The album opens with one of its short interludes, called Seventh Heaven, which sounds like a film score, but with some ethereal spoken parts. <<>>
That leads into one of the best reworkings of a song from the American standard songbook, There Is No Greater Love, which gets into the juxtaposition of an atmospheric ambiance with a dance beat. <<>>
Another Tin Pan Alley standard I’ve Got You Under My Skin is one of those songs that Frank Sinatra made famous in a big band arrangement. It is unexpectedly turned into a kind of spacey lament. It’s pretty striking. <<>>
Virtually the opposite takes place on Steve Wonder’s Superwoman, which Ms. Sessoms and her colleagues turn into a jazzy waltz. <<>>
One of the original songs on the album is called Dreaming of a Boy. It’s another interesting combination with a soul-influenced beat, new agey keyboards, a concert harp, guest soloist trumpeter Keyon Harrold. <<>>
See Line Woman is a traditional folk song that was recorded in the 1960s by Nina Simone. Ms. Sessoms’ version is an infectious mixture of funk and some tropical elements. <<>>
The Billy Strayhorn standard Lush Life has an arrangement that is perhaps a little less unexpected. The romantic ballad is given a kind of 1970s soul-fusion treatment, complete with a string section. <<>>
For me the one track that does not work as well is Strange Fruit, made famous by Billie Holiday, a song about lynchings in the South during the Jim Crow days. The original was appropriately dark to go with the lyrics. Ms. Sessom’s version is oddly upbeat, a kind of 1970s soul treatment, though her vocal performance is memorable. <<>>
Vivisan Sessoms’ new album, Life, is another intriguing record that demonstrates a lot of creativity through the re-invention of existing, and mostly familiar songs. The style is an interesting mix of an atmospheric sound with some electronic dance influence, though often played with acoustic percussion. Songs that were originally ballads are given upbeat treatments, and vice versa. With such musical experimentation, obviously some of it works better than other parts, but it’s always appealing and Ms. Sessoms’ vocals are spot on. Interestingly, with the various interludes and arrangements with instrumental parts, her vocals are not heard as much as one might expect.

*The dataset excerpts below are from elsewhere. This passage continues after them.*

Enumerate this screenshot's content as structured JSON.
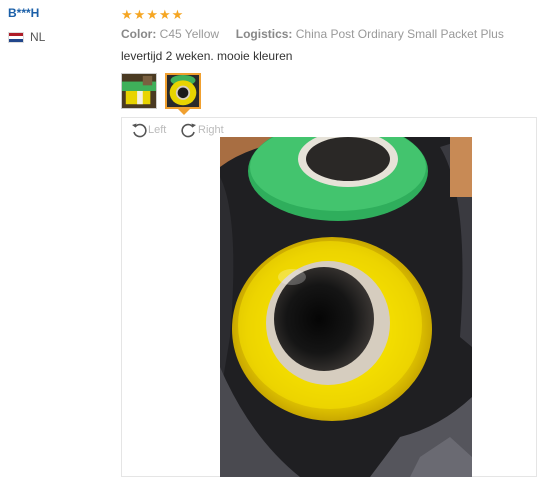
{
  "reviewer": {
    "name": "B***H",
    "country": "NL",
    "flag_colors": [
      "#ae1c28",
      "#ffffff",
      "#21468b"
    ]
  },
  "review": {
    "rating": 5,
    "rating_max": 5,
    "star_color": "#f5a623",
    "color_label": "Color:",
    "color_value": "C45 Yellow",
    "logistics_label": "Logistics:",
    "logistics_value": "China Post Ordinary Small Packet Plus",
    "text": "levertijd 2 weken. mooie kleuren"
  },
  "gallery": {
    "thumbnails": [
      {
        "name": "photo-1",
        "active": false
      },
      {
        "name": "photo-2",
        "active": true
      }
    ],
    "active_border_color": "#f0a030"
  },
  "viewer": {
    "rotate_left_label": "Left",
    "rotate_right_label": "Right",
    "rotate_left_icon": "rotate-left-icon",
    "rotate_right_icon": "rotate-right-icon"
  }
}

Our grade for sound quality is about an A-minus. The recording is clean and Ms. Sessoms’ vocals are well-captured. The use of ambience effects is well done and tasteful. The dynamic range, though, like so many contemporary albums is undermined by volume compression to make the recording artificially loud.
Vivians Sessoms has been singing other people’s music for a long time in her career as a backing vocalist for many well-known pop artists. She does include a few new original pieces on her new album, but it’s the distinctive covers that make this album notable and musically edifying.